ParticleCollision

SmoothParticleNets

Description

The ParticleCollision layer pre-computes neighbor lists (i.e., “colliding” particles) for each given particle. That is, given a list of particle positions and a fixed radius, this layer returns a short list for each particle with the index of all other particles that are within that radius of it. To do this, internally the ParticleCollision layer creates a hashgrid and performs lookups based on that grid.
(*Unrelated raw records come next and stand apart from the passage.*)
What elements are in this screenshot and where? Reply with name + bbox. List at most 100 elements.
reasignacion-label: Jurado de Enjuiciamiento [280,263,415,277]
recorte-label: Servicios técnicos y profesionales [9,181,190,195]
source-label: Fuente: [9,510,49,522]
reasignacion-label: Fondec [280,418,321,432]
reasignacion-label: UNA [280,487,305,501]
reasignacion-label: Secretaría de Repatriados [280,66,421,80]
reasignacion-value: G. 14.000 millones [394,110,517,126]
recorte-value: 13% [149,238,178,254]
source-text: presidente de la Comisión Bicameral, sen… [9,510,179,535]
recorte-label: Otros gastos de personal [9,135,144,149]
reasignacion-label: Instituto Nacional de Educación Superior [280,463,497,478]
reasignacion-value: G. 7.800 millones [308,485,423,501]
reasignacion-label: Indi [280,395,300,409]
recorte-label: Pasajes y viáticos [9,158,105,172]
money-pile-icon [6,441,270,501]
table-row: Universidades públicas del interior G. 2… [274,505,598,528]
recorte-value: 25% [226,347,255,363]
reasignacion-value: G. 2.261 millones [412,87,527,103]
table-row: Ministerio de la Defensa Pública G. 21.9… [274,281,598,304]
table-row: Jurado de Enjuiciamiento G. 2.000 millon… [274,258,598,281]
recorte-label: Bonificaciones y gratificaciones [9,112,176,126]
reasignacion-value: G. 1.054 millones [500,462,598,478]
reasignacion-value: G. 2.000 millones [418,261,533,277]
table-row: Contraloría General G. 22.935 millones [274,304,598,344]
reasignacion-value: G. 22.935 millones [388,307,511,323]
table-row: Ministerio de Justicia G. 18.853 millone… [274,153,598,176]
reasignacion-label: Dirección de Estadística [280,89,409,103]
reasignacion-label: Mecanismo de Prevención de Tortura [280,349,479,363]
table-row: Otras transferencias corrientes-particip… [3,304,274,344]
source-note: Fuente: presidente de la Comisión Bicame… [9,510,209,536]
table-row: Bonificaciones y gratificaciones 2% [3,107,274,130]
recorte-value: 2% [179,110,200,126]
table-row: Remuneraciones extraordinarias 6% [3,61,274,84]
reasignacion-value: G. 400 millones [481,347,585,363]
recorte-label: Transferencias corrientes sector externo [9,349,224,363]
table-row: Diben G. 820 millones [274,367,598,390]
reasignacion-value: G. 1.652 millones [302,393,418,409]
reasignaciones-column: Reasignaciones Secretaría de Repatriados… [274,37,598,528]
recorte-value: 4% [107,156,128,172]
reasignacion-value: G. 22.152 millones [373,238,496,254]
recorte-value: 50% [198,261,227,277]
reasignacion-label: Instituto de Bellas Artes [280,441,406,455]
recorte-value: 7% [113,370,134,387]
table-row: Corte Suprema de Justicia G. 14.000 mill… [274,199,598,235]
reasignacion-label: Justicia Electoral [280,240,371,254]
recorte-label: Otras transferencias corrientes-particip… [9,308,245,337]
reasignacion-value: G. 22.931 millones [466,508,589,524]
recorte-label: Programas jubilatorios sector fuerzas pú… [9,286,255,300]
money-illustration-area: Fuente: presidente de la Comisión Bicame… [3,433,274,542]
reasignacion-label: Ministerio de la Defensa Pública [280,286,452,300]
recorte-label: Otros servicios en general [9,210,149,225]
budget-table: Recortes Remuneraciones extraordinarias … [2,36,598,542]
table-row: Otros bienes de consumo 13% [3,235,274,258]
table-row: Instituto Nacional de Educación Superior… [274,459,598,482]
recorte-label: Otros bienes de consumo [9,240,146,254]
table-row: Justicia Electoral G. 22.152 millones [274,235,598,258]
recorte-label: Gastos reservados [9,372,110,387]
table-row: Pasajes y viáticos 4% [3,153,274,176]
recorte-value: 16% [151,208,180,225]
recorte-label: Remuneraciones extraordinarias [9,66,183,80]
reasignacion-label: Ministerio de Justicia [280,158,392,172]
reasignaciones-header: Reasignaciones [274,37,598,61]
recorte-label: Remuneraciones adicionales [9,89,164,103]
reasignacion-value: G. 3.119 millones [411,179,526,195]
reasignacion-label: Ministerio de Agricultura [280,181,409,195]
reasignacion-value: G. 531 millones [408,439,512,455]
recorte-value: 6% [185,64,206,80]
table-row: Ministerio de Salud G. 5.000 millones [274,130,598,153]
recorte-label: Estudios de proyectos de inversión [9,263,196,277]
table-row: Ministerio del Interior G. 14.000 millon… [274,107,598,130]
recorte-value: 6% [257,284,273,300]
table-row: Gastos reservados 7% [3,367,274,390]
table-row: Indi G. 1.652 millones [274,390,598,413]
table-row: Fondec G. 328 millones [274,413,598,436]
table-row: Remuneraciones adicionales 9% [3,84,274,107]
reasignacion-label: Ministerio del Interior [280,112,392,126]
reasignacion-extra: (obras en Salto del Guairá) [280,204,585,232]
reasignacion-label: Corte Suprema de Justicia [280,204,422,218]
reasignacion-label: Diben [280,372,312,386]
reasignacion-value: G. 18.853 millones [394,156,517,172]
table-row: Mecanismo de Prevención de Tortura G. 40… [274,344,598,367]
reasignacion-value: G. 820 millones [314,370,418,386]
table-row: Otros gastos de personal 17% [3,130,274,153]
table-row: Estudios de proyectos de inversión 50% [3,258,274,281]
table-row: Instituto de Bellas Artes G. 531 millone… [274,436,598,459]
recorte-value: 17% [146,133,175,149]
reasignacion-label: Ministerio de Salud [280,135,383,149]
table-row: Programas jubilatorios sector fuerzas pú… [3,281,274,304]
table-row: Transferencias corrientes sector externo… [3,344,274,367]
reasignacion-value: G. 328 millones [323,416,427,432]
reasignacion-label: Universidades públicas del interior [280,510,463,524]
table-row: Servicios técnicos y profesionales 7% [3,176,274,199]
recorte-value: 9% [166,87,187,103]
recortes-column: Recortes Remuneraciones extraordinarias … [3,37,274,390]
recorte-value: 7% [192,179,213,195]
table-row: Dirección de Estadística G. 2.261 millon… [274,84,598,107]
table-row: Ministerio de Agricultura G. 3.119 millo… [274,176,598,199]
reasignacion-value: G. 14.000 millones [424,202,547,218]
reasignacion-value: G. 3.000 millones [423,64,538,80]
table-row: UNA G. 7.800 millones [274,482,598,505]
The resulting neighbor list is designed to be used by the ConvSP layer to compute particle-particle interactions.

An important operation that this layer does alongside computing collisions is to reorder the particle list. The reordering places particles falling in the same grid cell in the hash grid next to each other in memory. By doing so, cache hits are increased dramatically during the computation of particle-particle interactions in ConvSP, resulting in a large speedup. Due to this reordering, the returned list of colliding neighbor indices are indices in the reordered list, not in the original. The standard use of this layer is to compute collisions, make as many calls to ConvSP as are desired, then use the ReorderData layer to return the particle list to its original order. It is important to emphasize that reordering the data according to the hash grid is critical for perfomance of the ConvSP layer.

ParticleCollision is implemented as a subclass of torch.nn.Module. This allows it to be used in the same manner as any other PyTorch layer (e.g., conv2d). There are no gradients to compute for this layer, so it simply passes them through when calling backward.

Example

Assume locs is a BxNxD tensor containing the locations of N D-dimensional particles across B batches and vel is a same size tensor containing the particle’s velocities.

coll = ParticleCollision(ndim, radius)
# PartileCollision reorders locs and vel.
locs, vel, idxs, neighbors = coll(locs, vel)

Documentation

ParticleCollision provides two functions: a constructor and forward. Forward is called by calling the layer object itself (in the same manner as any standard PyTorch layer).